Furthermore, those with cervicogenic headaches may also experience:

  • Aggravation of pain with certain head/neck movements
  • Often associated with neck pain
  • Increased tightness and pain around musculature of the neck and upper shoulders
  • Lack of symptoms of nausea, vomiting, photophobia (light sensitivity)
  • Dizziness may be present
How can my neck cause a Headache?

Cervicogenic headaches arise from the Atlanta-occipital region (base of the skull) and upper cervical vertebra (joints at the top of the back of the neck). The top 3 spinal nerves (C1, C2, and C3) and the trigeminal nerve (cranial nerve 5) join onto the spinal cord in the same location. So if you experience pain in the neck the brain can misinterpret this as pain over the skull (i.e. a headache). This is what we call referred pain, as the source of the pain is different from where the individual may feel their pain.

In essence, your neck joints can cause a headache or pain if they are not operating optimally. The common issues we see in the clinic are: - Altered motor control of the joints of the neck: either the neck muscles can be over- bracing or under-active. - Neck joints are locked into an abnormal position: e.g. locked facet joint or poor posture.

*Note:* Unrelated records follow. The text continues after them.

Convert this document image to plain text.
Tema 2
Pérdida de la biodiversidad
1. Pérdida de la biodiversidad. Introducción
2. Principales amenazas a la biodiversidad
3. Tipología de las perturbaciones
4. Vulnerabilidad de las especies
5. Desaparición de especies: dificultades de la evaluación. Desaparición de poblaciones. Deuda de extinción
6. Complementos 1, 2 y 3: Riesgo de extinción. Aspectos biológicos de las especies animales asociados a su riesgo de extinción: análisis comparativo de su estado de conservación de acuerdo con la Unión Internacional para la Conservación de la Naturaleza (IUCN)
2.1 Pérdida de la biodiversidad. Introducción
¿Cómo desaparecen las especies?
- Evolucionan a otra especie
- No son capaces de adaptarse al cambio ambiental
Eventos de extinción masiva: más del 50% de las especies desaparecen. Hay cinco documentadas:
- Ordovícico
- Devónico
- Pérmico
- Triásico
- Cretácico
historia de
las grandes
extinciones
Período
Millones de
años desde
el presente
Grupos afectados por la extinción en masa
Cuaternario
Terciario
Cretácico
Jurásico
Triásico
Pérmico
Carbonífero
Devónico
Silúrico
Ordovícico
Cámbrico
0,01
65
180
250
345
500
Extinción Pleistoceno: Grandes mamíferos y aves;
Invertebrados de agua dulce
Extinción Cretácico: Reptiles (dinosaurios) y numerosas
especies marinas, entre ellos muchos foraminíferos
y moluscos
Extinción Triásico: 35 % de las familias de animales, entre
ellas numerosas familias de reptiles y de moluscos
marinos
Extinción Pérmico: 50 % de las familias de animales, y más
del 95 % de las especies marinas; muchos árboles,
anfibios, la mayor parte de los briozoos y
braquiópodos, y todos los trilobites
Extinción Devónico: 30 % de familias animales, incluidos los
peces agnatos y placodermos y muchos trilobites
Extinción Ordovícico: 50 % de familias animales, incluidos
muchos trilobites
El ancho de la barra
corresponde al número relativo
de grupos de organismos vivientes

This can be treated successfully conservatively with Sports Chiropractic or Physiotherapy. Usually, treatment involves manual therapy techniques such as specific mobilisation involving C2/3 vertebrae, deep tissue work of associated musculature of the neck and upper shoulders, dry needling and a specific graded strengthening exercise program.

In summary, our top 5 tips for headache sufferers are:
  1. Get it assessed by a practitioner (Chiro/Physio)
    Headaches commonly arise from the top 3 joints of your spine, with a clear assessment, this can be treated with manual therapy and strengthening programs at home.
  2. Self mobilisations
    Certain pressure points in the upper joints of your neck can help decrease the headache - As guided by your practitioner.
  3. Simple home exercise
    A simple place to start is with chin retractions with a pillow on the wall - 20-sec hold x 5.
  4. Keep actively moving
    It is more about having the option to vary your movement. Even if you sit perfectly all day, you are still sitting and that is still detrimental. How you sit is not as important as making sure you simply move more.
  5. Trial heat
    You may also want to ask your doctor about magnesium to help relax muscle tension.